The future of epidemic monitoring is all around us: EpiGen collaborates with ODIN to advance environmental genomics

A personal view article published in the Lancet Microbe highlights the transformative potential of environmental surveillance in sub-Saharan Africa

Traditional surveillance often misses asymptomatic cases or suffers from under-reporting in regions with limited healthcare access. The ODIN Wastewater Surveillance Project – working under our GenEpi Network umbrella – demonstrates how sequencing all genetic material in an environmental sample can detect a wide spectrum of pathogens. Such untargeted metagenomics identifies anything from antimicrobial resistance (AMR) genes to emerging viruses, without relying on individual clinical tests.

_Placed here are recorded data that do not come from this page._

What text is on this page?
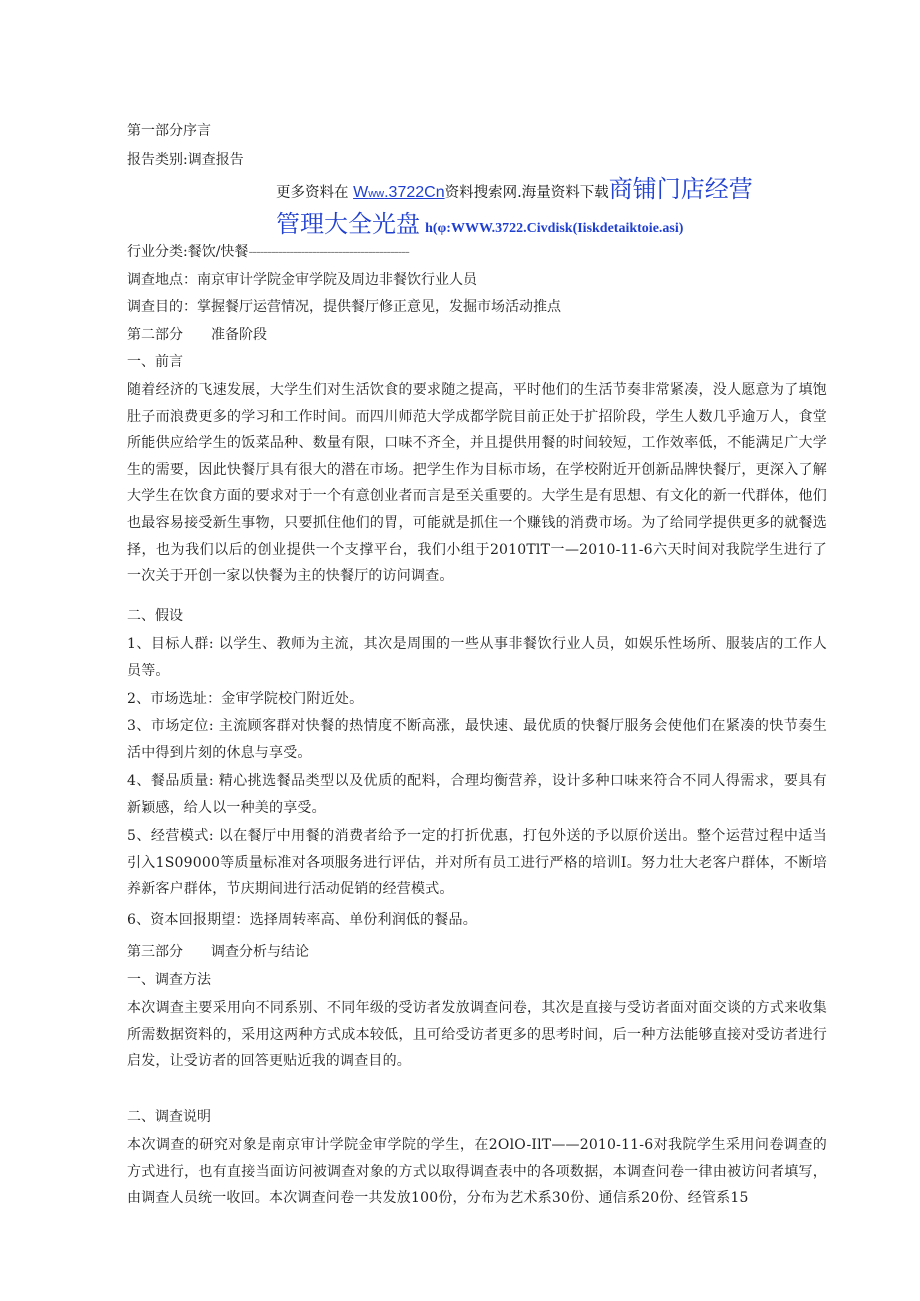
第一部分序言
报告类别:调查报告
更多资料在 Www.3722Cn资料搜索网.海量资料下载商铺门店经营
管理大全光盘 h(φ:WWW.3722.Civdisk(Iiskdetaiktoie.asi)
行业分类:餐饮/快餐-------------------------------------------
调查地点：南京审计学院金审学院及周边非餐饮行业人员
调查目的：掌握餐厅运营情况，提供餐厅修正意见，发掘市场活动推点
第二部分 准备阶段
一、前言
随着经济的飞速发展，大学生们对生活饮食的要求随之提高，平时他们的生活节奏非常紧凑，没人愿意为了填饱肚子而浪费更多的学习和工作时间。而四川师范大学成都学院目前正处于扩招阶段，学生人数几乎逾万人，食堂所能供应给学生的饭菜品种、数量有限，口味不齐全，并且提供用餐的时间较短，工作效率低，不能满足广大学生的需要，因此快餐厅具有很大的潜在市场。把学生作为目标市场，在学校附近开创新品牌快餐厅，更深入了解大学生在饮食方面的要求对于一个有意创业者而言是至关重要的。大学生是有思想、有文化的新一代群体，他们也最容易接受新生事物，只要抓住他们的胃，可能就是抓住一个赚钱的消费市场。为了给同学提供更多的就餐选择，也为我们以后的创业提供一个支撑平台，我们小组于2010TlT一—2010-11-6六天时间对我院学生进行了一次关于开创一家以快餐为主的快餐厅的访问调查。
二、假设
1、目标人群: 以学生、教师为主流，其次是周围的一些从事非餐饮行业人员，如娱乐性场所、服装店的工作人员等。
2、市场选址：金审学院校门附近处。
3、市场定位: 主流顾客群对快餐的热情度不断高涨，最快速、最优质的快餐厅服务会使他们在紧凑的快节奏生活中得到片刻的休息与享受。
4、餐品质量: 精心挑选餐品类型以及优质的配料，合理均衡营养，设计多种口味来符合不同人得需求，要具有新颖感，给人以一种美的享受。
5、经营模式: 以在餐厅中用餐的消费者给予一定的打折优惠，打包外送的予以原价送出。整个运营过程中适当引入1S09000等质量标准对各项服务进行评估，并对所有员工进行严格的培训I。努力壮大老客户群体，不断培养新客户群体，节庆期间进行活动促销的经营模式。
6、资本回报期望：选择周转率高、单份利润低的餐品。
第三部分 调查分析与结论
一、调查方法
本次调查主要采用向不同系别、不同年级的受访者发放调查问卷，其次是直接与受访者面对面交谈的方式来收集所需数据资料的，采用这两种方式成本较低，且可给受访者更多的思考时间，后一种方法能够直接对受访者进行启发，让受访者的回答更贴近我的调查目的。
二、调查说明
本次调查的研究对象是南京审计学院金审学院的学生，在2OlO-IlT——2010-11-6对我院学生采用问卷调查的方式进行，也有直接当面访问被调查对象的方式以取得调查表中的各项数据，本调查问卷一律由被访问者填写，由调查人员统一收回。本次调查问卷一共发放100份，分布为艺术系30份、通信系20份、经管系15
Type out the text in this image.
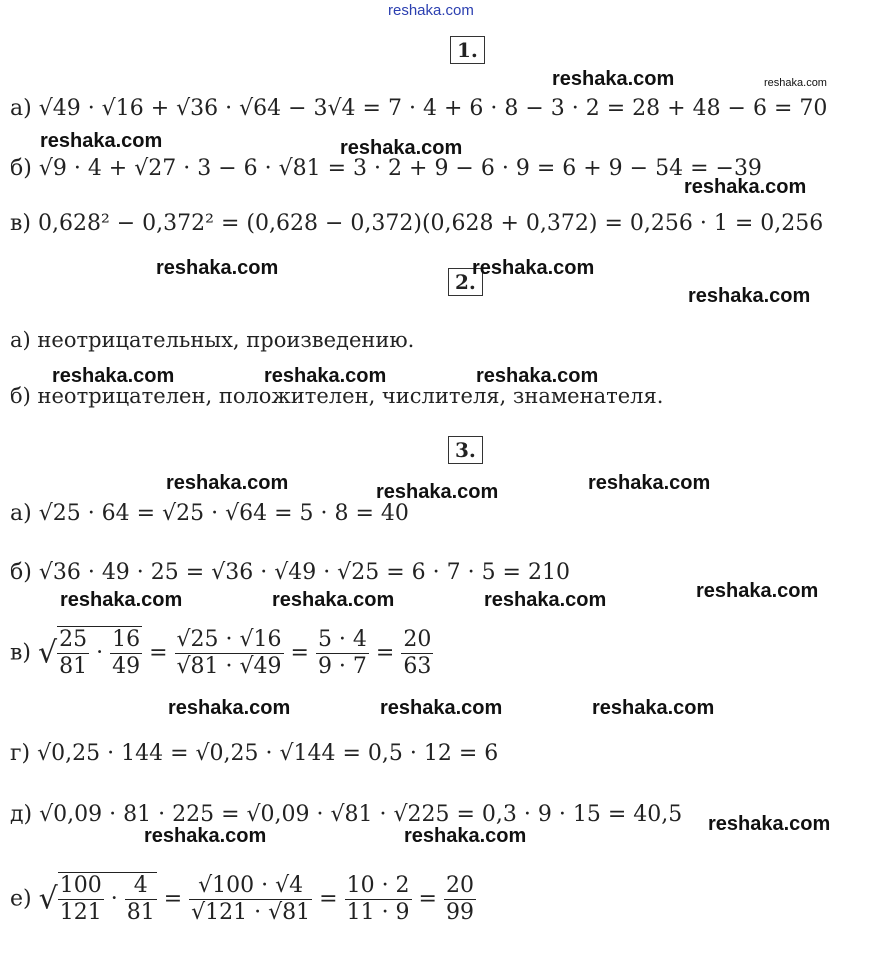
reshaka.com
1.
а) √49 · √16 + √36 · √64 − 3√4 = 7 · 4 + 6 · 8 − 3 · 2 = 28 + 48 − 6 = 70
б) √9 · 4 + √27 · 3 − 6 · √81 = 3 · 2 + 9 − 6 · 9 = 6 + 9 − 54 = −39
в) 0,628² − 0,372² = (0,628 − 0,372)(0,628 + 0,372) = 0,256 · 1 = 0,256
2.
а) неотрицательных, произведению.
б) неотрицателен, положителен, числителя, знаменателя.
3.
а) √25 · 64 = √25 · √64 = 5 · 8 = 40
б) √36 · 49 · 25 = √36 · √49 · √25 = 6 · 7 · 5 = 210
в) √ $\frac{25}{81} \cdot \frac{16}{49} = \frac{√25 \cdot √16}{√81 \cdot √49} = \frac{5 \cdot 4}{9 \cdot 7} = \frac{20}{63}$
г) √0,25 · 144 = √0,25 · √144 = 0,5 · 12 = 6
д) √0,09 · 81 · 225 = √0,09 · √81 · √225 = 0,3 · 9 · 15 = 40,5
е) √ $\frac{100}{121} \cdot \frac{4}{81} = \frac{√100 \cdot √4}{√121 \cdot √81} = \frac{10 \cdot 2}{11 \cdot 9} = \frac{20}{99}$
reshaka.com	reshaka.com
reshaka.com	reshaka.com
reshaka.com
reshaka.com	reshaka.com
reshaka.com
reshaka.com	reshaka.com	reshaka.com
reshaka.com	reshaka.com	reshaka.com
reshaka.com	reshaka.com	reshaka.com	reshaka.com
reshaka.com	reshaka.com	reshaka.com
reshaka.com	reshaka.com
reshaka.com
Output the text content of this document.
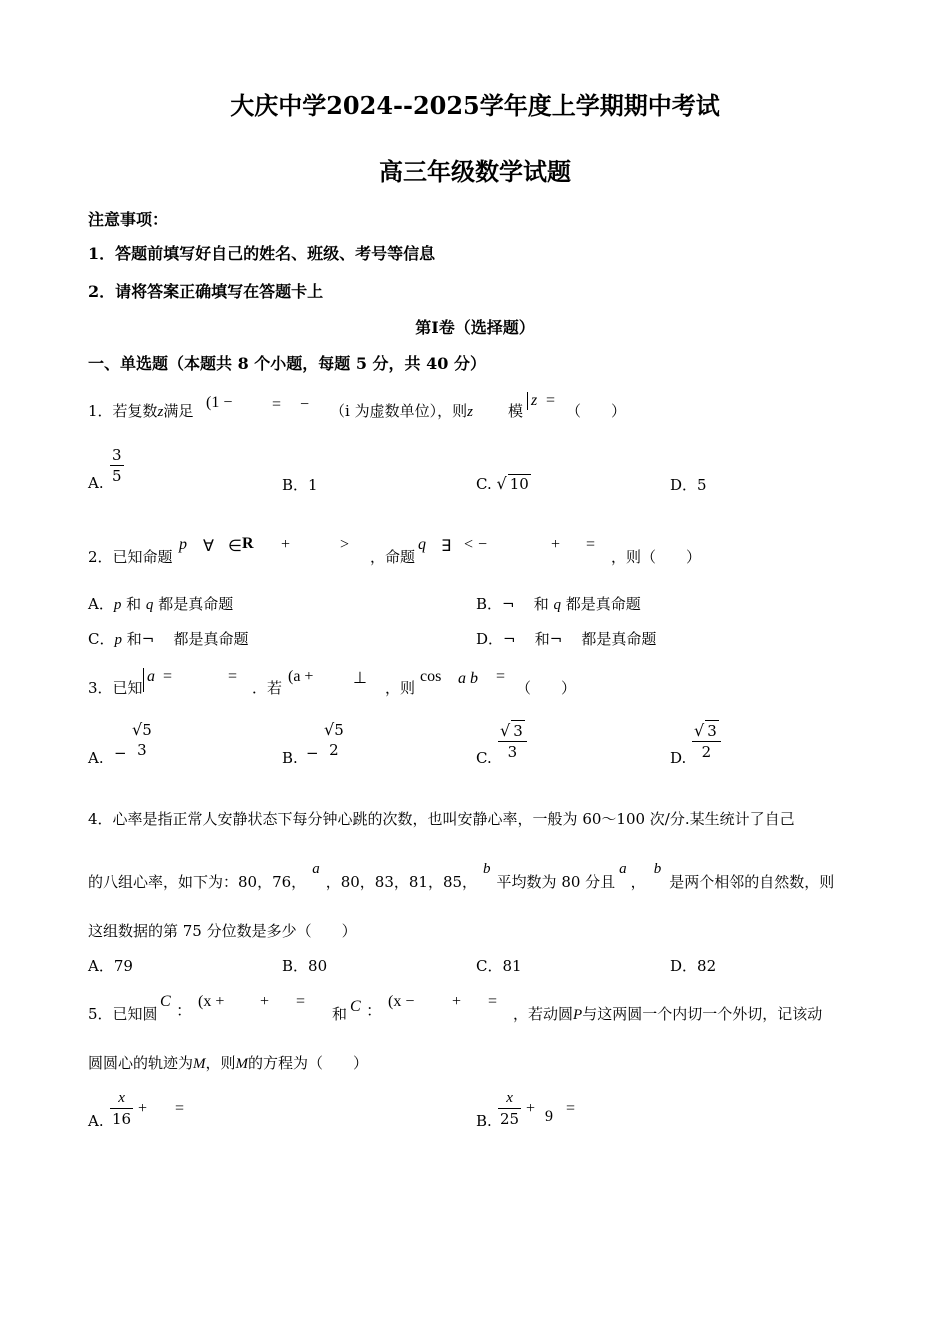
大庆中学2024--2025学年度上学期期中考试
高三年级数学试题
注意事项：
1．答题前填写好自己的姓名、班级、考号等信息
2．请将答案正确填写在答题卡上
第Ⅰ卷（选择题）
一、单选题（本题共 8 个小题，每题 5 分，共 40 分）
1．若复数z满足 (1 − = − （i 为虚数单位），则z 模
z =
（　　）
A. $\frac{3}{5}$	B．1	C. √ 10	D．5
2．已知命题
p ∀ ∈ R +	>
，命题
q ∃ < −	+ =
，则（　　）
A．p 和 q 都是真命题	B．¬ 和 q 都是真命题
C．p 和¬ 都是真命题	D．¬ 和¬ 都是真命题
3．已知
a =	=
．若
(a + ⊥
，则
cos a b =
（　　）
A. −
√5
3	B. −
√5
2	C. $\frac{√ 3}{3}$	D. $\frac{√ 3}{2}$
4．心率是指正常人安静状态下每分钟心跳的次数，也叫安静心率，一般为 60～100 次/分.某生统计了自己
的八组心率，如下为：80，76，a，80，83，81，85，b平均数为 80 分且a，b是两个相邻的自然数，则
这组数据的第 75 分位数是多少（　　）
A．79	B．80	C．81	D．82
5．已知圆
C
：
(x + + =
和 C ：
(x − + =
，若动圆P与这两圆一个内切一个外切，记该动
圆圆心的轨迹为M，则M的方程为（　　）
A. $\frac{x}{16}$ + =
B. $\frac{x}{25} + 9$ =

This article features contributions from EpiGen’s international principal investigators, Dr. Dawit Wolday and Prof. Tobias Rinke de Wit, and their PhD student, Muhammed Rameto.

Beyond the technical innovation of mobile laboratories, this work carries significant policy implications. The focus of data collection is shifted, as data are collected from multiple sources, including clinical specimens, wastewater, wastewater treatment plant effluent, and environmental samples.

Through projects like ODIN and collaborations like ours, African nations are empowered to build robust surveillance systems that are not tied to individual human health records. This approach follows both FAIR data principles (Findable, Accessible, Interoperable, and Reusable) and provides a strategic pathway for African countries to maintain data sovereignty and ownership over their national health security landscape.